Here is the basic flow of the Procure-to-Pay process:
- Need identification: The process begins when a department within a company identifies a need for goods or services. The department sends a purchase requisition to the procurement department.
- Vendor selection: The procurement department selects a vendor based on the requirements of the purchase requisition. The procurement department may also negotiate prices and payment terms with the vendor.
- Purchase order: The procurement department creates a purchase order, which includes the details of the purchase, such as the items to be purchased, quantity, delivery date, and price. The purchase order is sent to the vendor.
- Goods receipt: Once the vendor delivers the goods or services, the receiving department receives the goods or services and confirms the delivery. The receiving department creates a goods receipt note (GRN) to acknowledge the receipt of goods.
- Invoice receipt: The vendor sends an invoice to the accounts payable department, which matches the invoice with the purchase order and GRN. If everything matches, the invoice is approved for payment.
- Payment: The accounts payable department pays the vendor according to the agreed-upon payment terms. Payment can be made through various methods such as electronic transfers or checks.

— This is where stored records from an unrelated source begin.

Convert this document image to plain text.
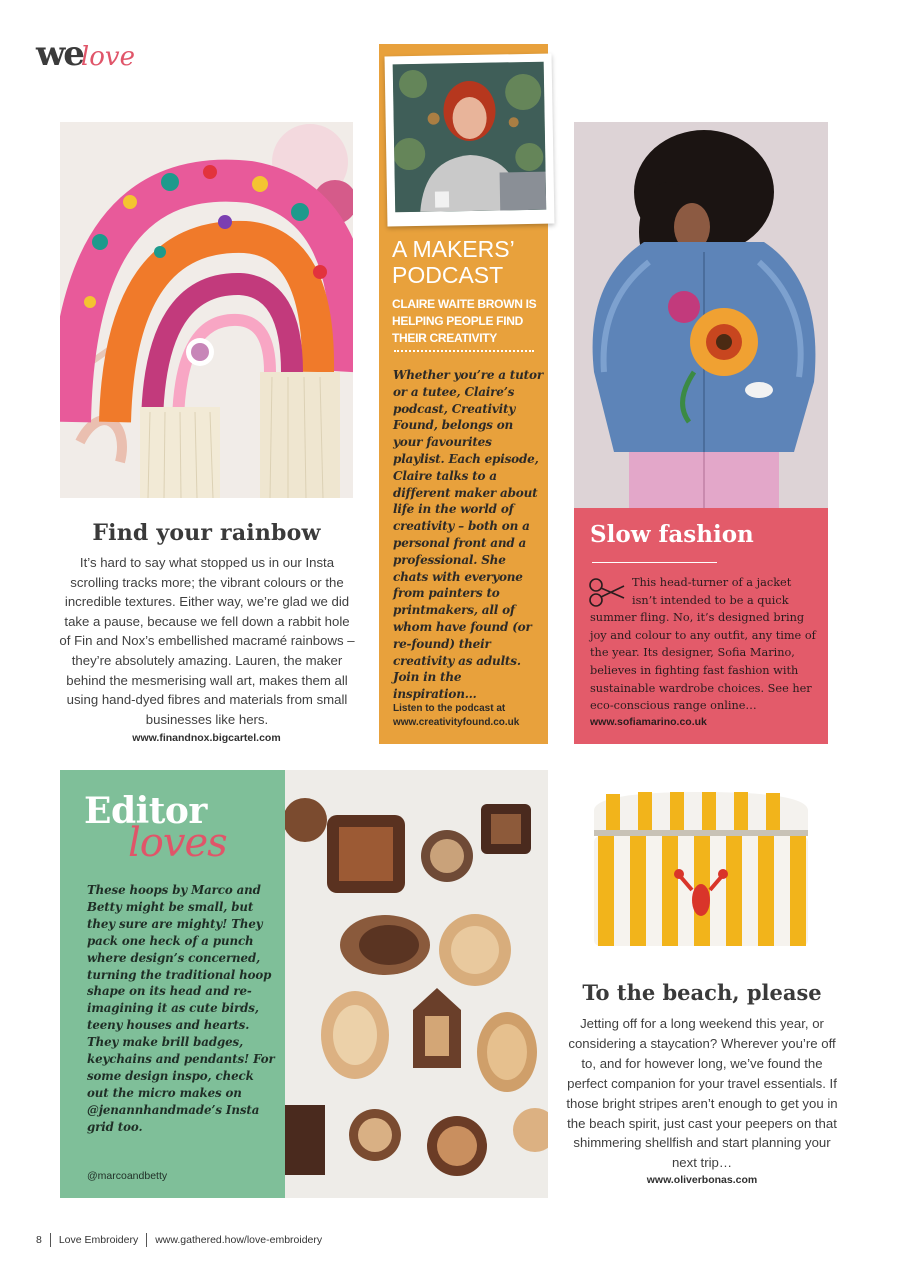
welove
Find your rainbow
It’s hard to say what stopped us in our Insta scrolling tracks more; the vibrant colours or the incredible textures. Either way, we’re glad we did take a pause, because we fell down a rabbit hole of Fin and Nox’s embellished macramé rainbows – they’re absolutely amazing. Lauren, the maker behind the mesmerising wall art, makes them all using hand-dyed fibres and materials from small businesses like hers.
www.finandnox.bigcartel.com
A MAKERS’ PODCAST
CLAIRE WAITE BROWN IS HELPING PEOPLE FIND THEIR CREATIVITY
Whether you’re a tutor or a tutee, Claire’s podcast, Creativity Found, belongs on your favourites playlist. Each episode, Claire talks to a different maker about life in the world of creativity – both on a personal front and a professional. She chats with everyone from painters to printmakers, all of whom have found (or re-found) their creativity as adults. Join in the inspiration…
Listen to the podcast at
www.creativityfound.co.uk
Slow fashion
This head-turner of a jacket isn’t intended to be a quick
summer fling. No, it’s designed bring joy and colour to any outfit, any time of the year. Its designer, Sofia Marino, believes in fighting fast fashion with sustainable wardrobe choices. See her eco-conscious range online…
www.sofiamarino.co.uk
Editor
loves
These hoops by Marco and Betty might be small, but they sure are mighty! They pack one heck of a punch where design’s concerned, turning the traditional hoop shape on its head and re-imagining it as cute birds, teeny houses and hearts. They make brill badges, keychains and pendants! For some design inspo, check out the micro makes on @jenannhandmade’s Insta grid too.
@marcoandbetty
To the beach, please
Jetting off for a long weekend this year, or considering a staycation? Wherever you’re off to, and for however long, we’ve found the perfect companion for your travel essentials. If those bright stripes aren’t enough to get you in the beach spirit, just cast your peepers on that shimmering shellfish and start planning your next trip…
www.oliverbonas.com
8 Love Embroidery www.gathered.how/love-embroidery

- Reconciliation: The accounts payable department reconciles the payments made with the invoices received to ensure accuracy and prevent any discrepancies.
- Reporting and analysis: The company analyzes its spending patterns, vendor performance, and other relevant data to identify opportunities for cost savings and process improvement.
By following these steps, the Procure-to-Pay process ensures that a company purchases goods or services efficiently and effectively, while also managing its spending and relationships with vendors.